Roommates is a 2006 Indian Telugu-language film directed by AVS and starring Allari Naresh, Baladitya, Srinivasa Reddy, Suman Setty and Navaneet Kaur.

Cast 

Allari Naresh as Ramakrishna 
Baladitya as Shekhar 
Srinivasa Reddy as Seshu 
Suman Setty as Bunty 
Navaneet Kaur as Pallavi 
Jeeva as Landlord
Raghu Babu as Basaveswara 
Naresh as Sarat Chandra
Nagendra Babu as Home Minister
Nassar as Bhargava 
Subbaraya Sharma as High Court Judge
Ali
L. B. Sriram
 Dixit
Narsing Yadav
Gundu Hanumantha Rao
Prudhvi Raj
Sana
Hema
Annapoorna
AVS
Junior Relangi
S. P. Balasubrahmanyam as himself (cameo appearance)

Production
Rajiv Kanakala, Sameer, Siva Reddy and Pranathi were first cast in the lead roles but were later replaced by Allari Naresh, Baladitya and Navaneet Kaur. The tagline was changed from "Anni Cinemalu Okela Vundavu" to "power of five fingers".

Soundtrack
Music by Mani Sharma in his 100th film.

Reception
A critic from Full Hyderabad wrote that "On the whole, this one could have been a welcome summer film. But since it isn’t summer and it isn’t welcome, you should watch it only by mistake". Kishore of Nowrunning opined that "Seriously, some movies should be left unwatched.
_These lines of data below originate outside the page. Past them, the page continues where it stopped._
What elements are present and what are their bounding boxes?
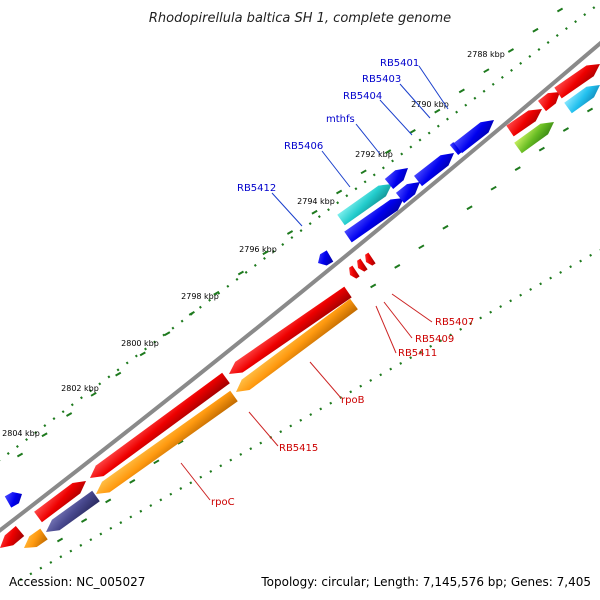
gene-feature bbox=[514, 122, 554, 154]
gene-label: RB5406 bbox=[284, 141, 323, 152]
scale-label: 2804 kbp bbox=[2, 429, 40, 438]
gene-feature bbox=[564, 84, 600, 114]
gene-label: mthfs bbox=[326, 114, 355, 125]
gene-feature bbox=[414, 153, 454, 187]
gene-feature bbox=[34, 481, 87, 523]
gene-label: RB5403 bbox=[362, 74, 401, 85]
label-leader bbox=[355, 123, 381, 155]
gene-label: rpoB bbox=[341, 395, 365, 406]
scale-label: 2796 kbp bbox=[239, 245, 277, 254]
gene-feature bbox=[395, 182, 420, 204]
gene-feature bbox=[506, 108, 543, 137]
label-leader bbox=[418, 65, 449, 110]
label-leader bbox=[399, 83, 431, 119]
gene-feature bbox=[0, 526, 25, 548]
scale-label: 2790 kbp bbox=[411, 100, 449, 109]
scale-label: 2788 kbp bbox=[467, 50, 505, 59]
genome-backbone bbox=[0, 40, 600, 533]
label-leader bbox=[379, 99, 413, 136]
gene-feature bbox=[89, 372, 230, 479]
gene-feature bbox=[46, 490, 100, 532]
gene-feature bbox=[337, 183, 393, 226]
label-leaders bbox=[180, 65, 449, 501]
scale-label: 2798 kbp bbox=[181, 292, 219, 301]
gene-feature bbox=[384, 168, 408, 189]
label-leader bbox=[271, 192, 303, 227]
accession-text: Accession: NC_005027 bbox=[9, 575, 146, 589]
gene-label: RB5412 bbox=[237, 183, 276, 194]
gene-label: RB5409 bbox=[415, 334, 454, 345]
label-leader bbox=[321, 150, 351, 188]
gene-feature bbox=[538, 91, 561, 112]
gene-labels: RB5401 RB5403 RB5404 mthfs RB5406 RB5412 RB540… bbox=[211, 58, 474, 508]
genome-summary: Topology: circular; Length: 7,145,576 bp… bbox=[261, 575, 591, 589]
gene-label: RB5415 bbox=[279, 443, 318, 454]
label-leader bbox=[383, 301, 413, 339]
gene-label: RB5404 bbox=[343, 91, 382, 102]
gene-feature bbox=[23, 528, 48, 549]
label-leader bbox=[180, 462, 211, 501]
gene-feature bbox=[357, 258, 368, 272]
gene-feature bbox=[344, 198, 404, 243]
gene-label: RB5401 bbox=[380, 58, 419, 69]
gene-label: RB5411 bbox=[398, 348, 437, 359]
scale-label: 2802 kbp bbox=[61, 384, 99, 393]
gene-label: rpoC bbox=[211, 497, 235, 508]
map-title: Rhodopirellula baltica SH 1, complete ge… bbox=[149, 11, 451, 26]
gene-feature bbox=[4, 491, 23, 508]
gene-feature bbox=[235, 298, 358, 393]
scale-label: 2794 kbp bbox=[297, 197, 335, 206]
gene-feature bbox=[318, 250, 334, 266]
gene-feature bbox=[365, 252, 376, 266]
label-leader bbox=[309, 361, 342, 399]
gene-feature bbox=[454, 120, 494, 154]
scale-label: 2800 kbp bbox=[121, 339, 159, 348]
gene-label: RB5407 bbox=[435, 317, 474, 328]
label-leader bbox=[248, 411, 279, 447]
label-leader bbox=[375, 305, 397, 354]
gene-feature bbox=[554, 63, 600, 99]
scale-labels: 2788 kbp 2790 kbp 2792 kbp 2794 kbp 2796 kbp… bbox=[2, 50, 505, 438]
scale-label: 2792 kbp bbox=[355, 150, 393, 159]
gene-feature bbox=[96, 390, 238, 494]
label-leader bbox=[391, 293, 433, 323]
features bbox=[0, 63, 600, 549]
gene-feature bbox=[349, 265, 360, 279]
scale-line bbox=[0, 2, 600, 581]
gene-feature bbox=[229, 286, 352, 374]
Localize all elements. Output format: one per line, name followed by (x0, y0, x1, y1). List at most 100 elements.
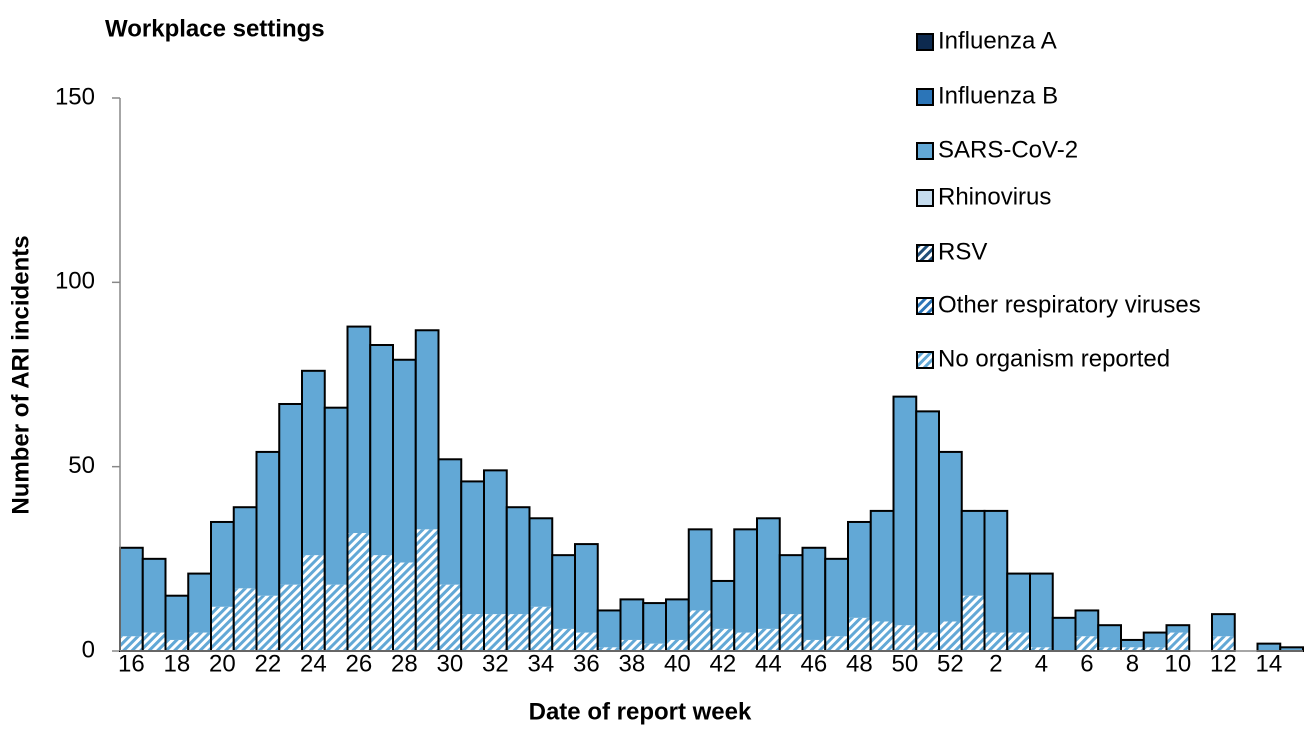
bar-segment (734, 529, 757, 633)
bar-segment (779, 614, 803, 651)
bar-segment (802, 547, 826, 640)
legend-label: RSV (938, 238, 987, 265)
legend-label: Rhinovirus (938, 183, 1051, 210)
bar-segment (1007, 632, 1030, 651)
bar-segment (256, 595, 280, 651)
bar-segment (1075, 636, 1099, 651)
x-tick-label: 12 (1210, 650, 1237, 677)
bar-segment (461, 614, 484, 651)
bar-segment (302, 370, 325, 556)
x-tick-label: 38 (619, 650, 646, 677)
legend-swatch (916, 244, 934, 262)
bar-segment (711, 580, 735, 629)
bar-segment (961, 510, 985, 596)
x-tick-label: 16 (118, 650, 145, 677)
bar-segment (188, 573, 211, 633)
bar-segment (1007, 573, 1030, 633)
x-tick-label: 10 (1165, 650, 1192, 677)
bar-segment (666, 639, 689, 651)
x-tick-label: 36 (573, 650, 600, 677)
bar-segment (324, 407, 348, 585)
bar-segment (575, 632, 598, 651)
bar-segment (666, 599, 689, 640)
x-tick-label: 24 (300, 650, 327, 677)
x-tick-label: 18 (164, 650, 191, 677)
bar-segment (211, 606, 234, 651)
x-tick-label: 6 (1080, 650, 1093, 677)
bar-segment (893, 396, 917, 626)
bar-segment (597, 647, 621, 651)
bar-segment (825, 558, 848, 637)
bar-segment (1143, 647, 1167, 651)
x-tick-label: 52 (937, 650, 964, 677)
x-tick-label: 50 (892, 650, 919, 677)
legend-swatch (916, 189, 934, 207)
x-tick-label: 30 (437, 650, 464, 677)
legend-label: No organism reported (938, 345, 1170, 372)
x-tick-label: 42 (710, 650, 737, 677)
bar-segment (529, 606, 553, 651)
bar-segment (233, 588, 257, 651)
bar-segment (233, 507, 257, 589)
bar-segment (506, 507, 530, 615)
bar-segment (529, 518, 553, 607)
bar-segment (461, 481, 484, 615)
bar-segment (484, 614, 507, 651)
x-tick-label: 44 (755, 650, 782, 677)
bar-segment (120, 636, 143, 651)
bar-segment (825, 636, 848, 651)
x-tick-label: 34 (528, 650, 555, 677)
bar-segment (1098, 647, 1121, 651)
bar-segment (302, 555, 325, 651)
y-tick-label: 0 (82, 636, 95, 663)
bar-segment (1212, 636, 1235, 651)
bar-segment (848, 521, 871, 618)
bar-segment (893, 625, 917, 651)
legend-label: Influenza A (938, 27, 1057, 54)
bar-segment (597, 610, 621, 648)
bar-segment (688, 529, 712, 611)
x-tick-label: 46 (801, 650, 828, 677)
x-tick-label: 40 (664, 650, 691, 677)
bar-segment (370, 345, 393, 556)
chart-title: Workplace settings (105, 15, 325, 42)
bar-segment (506, 614, 530, 651)
legend-label: Influenza B (938, 82, 1058, 109)
bar-segment (1166, 625, 1190, 633)
x-axis-label: Date of report week (529, 698, 752, 725)
bar-segment (711, 628, 735, 651)
bar-segment (779, 555, 803, 615)
x-tick-label: 20 (209, 650, 236, 677)
bar-segment (165, 639, 189, 651)
legend-swatch (916, 351, 934, 369)
bar-segment (1121, 647, 1144, 651)
bar-segment (415, 529, 439, 651)
bar-segment (757, 518, 780, 629)
legend-swatch (916, 142, 934, 160)
bar-segment (415, 330, 439, 530)
x-tick-label: 22 (255, 650, 282, 677)
bar-segment (347, 533, 371, 651)
legend-swatch (916, 297, 934, 315)
bar-segment (939, 621, 962, 651)
x-tick-label: 2 (989, 650, 1002, 677)
bar-segment (916, 411, 939, 633)
bar-segment (870, 510, 894, 622)
bar-segment (1030, 573, 1053, 648)
x-tick-label: 28 (391, 650, 418, 677)
bar-segment (984, 632, 1008, 651)
bar-segment (916, 632, 939, 651)
bar-segment (961, 595, 985, 651)
bar-segment (688, 610, 712, 651)
bar-segment (211, 521, 234, 607)
bar-segment (370, 555, 393, 651)
bar-segment (438, 584, 462, 651)
bar-segment (1143, 632, 1167, 648)
bar-segment (575, 544, 598, 633)
bar-segment (484, 470, 507, 615)
bar-segment (438, 459, 462, 585)
bar-segment (870, 621, 894, 651)
bar-segment (620, 599, 644, 640)
y-tick-label: 50 (68, 452, 95, 479)
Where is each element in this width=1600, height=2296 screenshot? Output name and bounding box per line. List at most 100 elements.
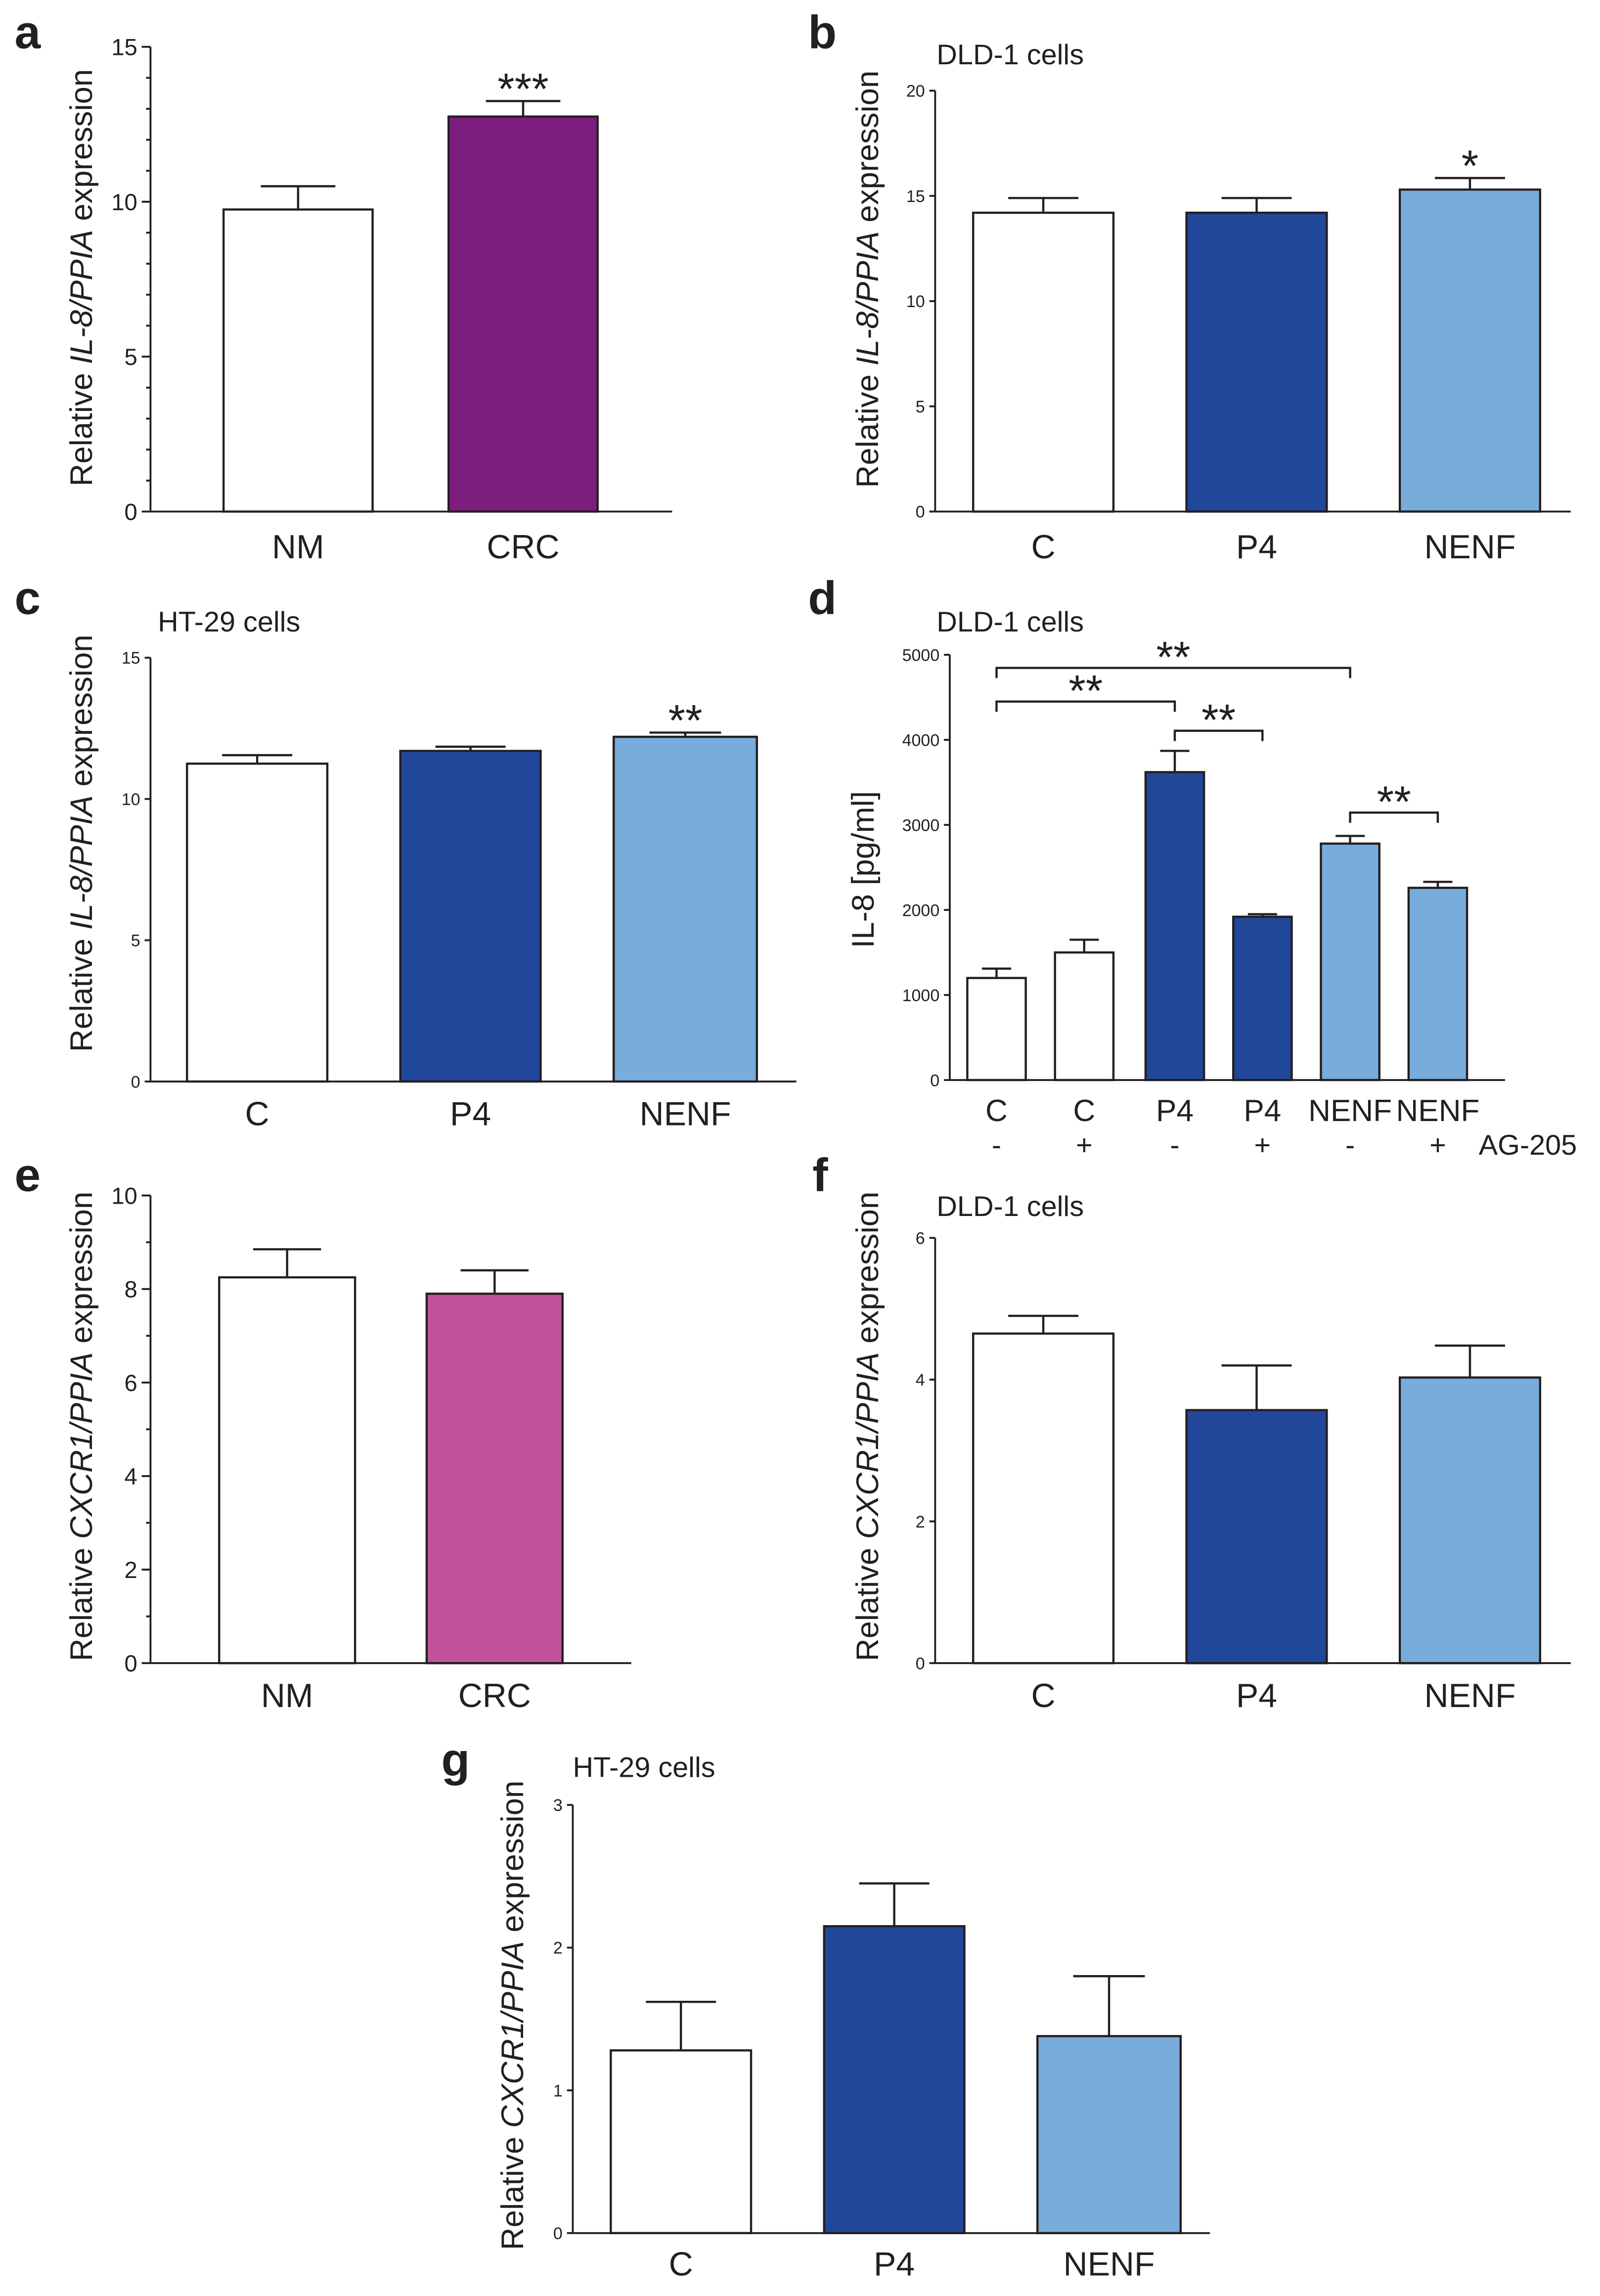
x-tick-label: NENF [1424,528,1515,566]
x-tick-label: C [1031,528,1056,566]
treatment-sign: - [1170,1129,1179,1161]
significance-marker: ** [1068,667,1103,716]
panel-title: HT-29 cells [158,606,300,638]
x-tick-label: NM [272,528,324,566]
panel-letter: f [812,1149,828,1202]
treatment-sign: - [992,1129,1001,1161]
significance-bracket [995,667,1351,678]
x-tick-label: NENF [639,1095,731,1133]
panel-title: DLD-1 cells [936,39,1084,71]
bar-c [972,1332,1115,1665]
bar-nm [222,208,374,513]
panel-b: b DLD-1 cells 20 15 10 5 0 C P4 NENF Relative IL-8… [808,6,1571,566]
y-axis-label-prefix: Relative [64,1539,99,1661]
panel-letter: e [15,1149,41,1202]
y-axis-label: Relative IL-8/PPIA expression [850,71,885,488]
significance-marker: ** [1377,777,1411,826]
x-tick-label: C [245,1095,269,1133]
x-tick-label: C [985,1094,1008,1128]
panel-letter: a [15,6,42,59]
y-tick-label: 5 [131,932,140,950]
significance-marker: *** [497,64,548,113]
bar-p4-plus [1232,915,1293,1081]
y-tick-label: 0 [930,1071,939,1090]
y-tick-label: 0 [553,2224,563,2243]
x-tick-label: P4 [1236,1677,1277,1714]
y-tick-label: 10 [111,189,137,216]
significance-marker: ** [668,696,703,745]
bar-p4 [1185,211,1328,513]
y-tick-label: 6 [916,1229,925,1248]
bar-p4 [1185,1409,1328,1665]
x-tick-label: CRC [487,528,559,566]
y-axis-label-prefix: Relative [850,365,885,488]
y-axis-label-suffix: expression [64,1192,99,1352]
bar-crc [447,115,599,513]
y-tick-label: 6 [124,1370,137,1396]
x-tick-label: P4 [1244,1094,1281,1128]
y-tick-label: 15 [122,649,140,668]
y-tick-label: 0 [916,503,925,522]
y-axis-label-gene: IL-8/PPIA [64,230,99,364]
x-tick-label: NENF [1064,2245,1155,2283]
y-axis-label: Relative CXCR1/PPIA expression [850,1192,885,1662]
treatment-sign: + [1429,1129,1446,1161]
y-tick-label: 0 [131,1073,140,1091]
panel-a: a 15 10 5 0 NM CRC Relative IL-8/PPIA expressio… [15,6,672,566]
significance-marker: ** [1156,633,1191,682]
y-tick-label: 10 [111,1183,137,1210]
bar-crc [425,1292,564,1665]
y-axis-label-prefix: Relative [64,364,99,486]
y-tick-label: 15 [906,187,925,206]
y-tick-label: 5000 [902,646,940,665]
y-tick-label: 1000 [902,986,940,1005]
y-axis-label-prefix: IL-8 [pg/ml] [845,791,881,948]
bar-nenf-minus [1320,842,1380,1081]
y-axis-label-suffix: expression [850,1192,885,1352]
panel-d: d DLD-1 cells500040003000200010000C-C+P4-… [808,572,1577,1161]
y-tick-label: 0 [124,499,137,526]
y-tick-label: 0 [916,1654,925,1673]
bar-c [972,211,1115,513]
bar-nenf-plus [1407,887,1468,1081]
bar-c [610,2049,753,2234]
bar-c [186,763,329,1083]
significance-bracket [1349,811,1439,823]
y-tick-label: 5 [124,344,137,370]
panel-g: g HT-29 cells 3 2 1 0 C P4 NENF Relative CXCR1/PP… [441,1734,1210,2283]
y-axis-label: Relative CXCR1/PPIA expression [495,1781,530,2251]
y-tick-label: 8 [124,1277,137,1303]
x-tick-label: NENF [1396,1094,1480,1128]
significance-marker: * [1462,141,1479,190]
y-axis-label: Relative CXCR1/PPIA expression [64,1192,99,1662]
panel-letter: b [808,6,837,59]
panel-title: DLD-1 cells [936,1191,1084,1222]
y-tick-label: 3000 [902,816,940,835]
panel-letter: d [808,572,837,624]
y-tick-label: 4000 [902,731,940,750]
x-tick-label: C [1073,1094,1095,1128]
x-tick-label: P4 [874,2245,915,2283]
y-axis-label-prefix: Relative [64,930,99,1052]
treatment-sign: + [1076,1129,1093,1161]
treatment-sign: + [1254,1129,1271,1161]
panel-letter: g [441,1734,470,1786]
y-tick-label: 10 [906,292,925,311]
significance-bracket [1173,729,1264,741]
y-tick-label: 2 [916,1513,925,1531]
bar-p4 [399,750,542,1083]
bar-p4 [823,1925,966,2234]
bar-nenf [612,735,758,1083]
y-axis-label-suffix: expression [850,71,885,231]
panel-title: HT-29 cells [573,1752,715,1784]
panel-title: DLD-1 cells [936,606,1084,638]
y-axis-label: Relative IL-8/PPIA expression [64,634,99,1052]
y-axis-label-prefix: Relative [495,2128,530,2250]
x-tick-label: P4 [450,1095,491,1133]
x-tick-label: P4 [1156,1094,1194,1128]
y-axis-label-gene: CXCR1/PPIA [850,1352,885,1539]
bar-nenf [1398,1376,1542,1665]
y-axis-label: IL-8 [pg/ml] [845,791,881,948]
y-tick-label: 2 [124,1557,137,1583]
Roommates are the front-runner in that category of movies". A critic from Indiaglitz said that "Though the movement of the first half of the film is okay, but it failed to keep pace in the second half. The director maintained good suspense all through the film, besides maintaining good entertainment values".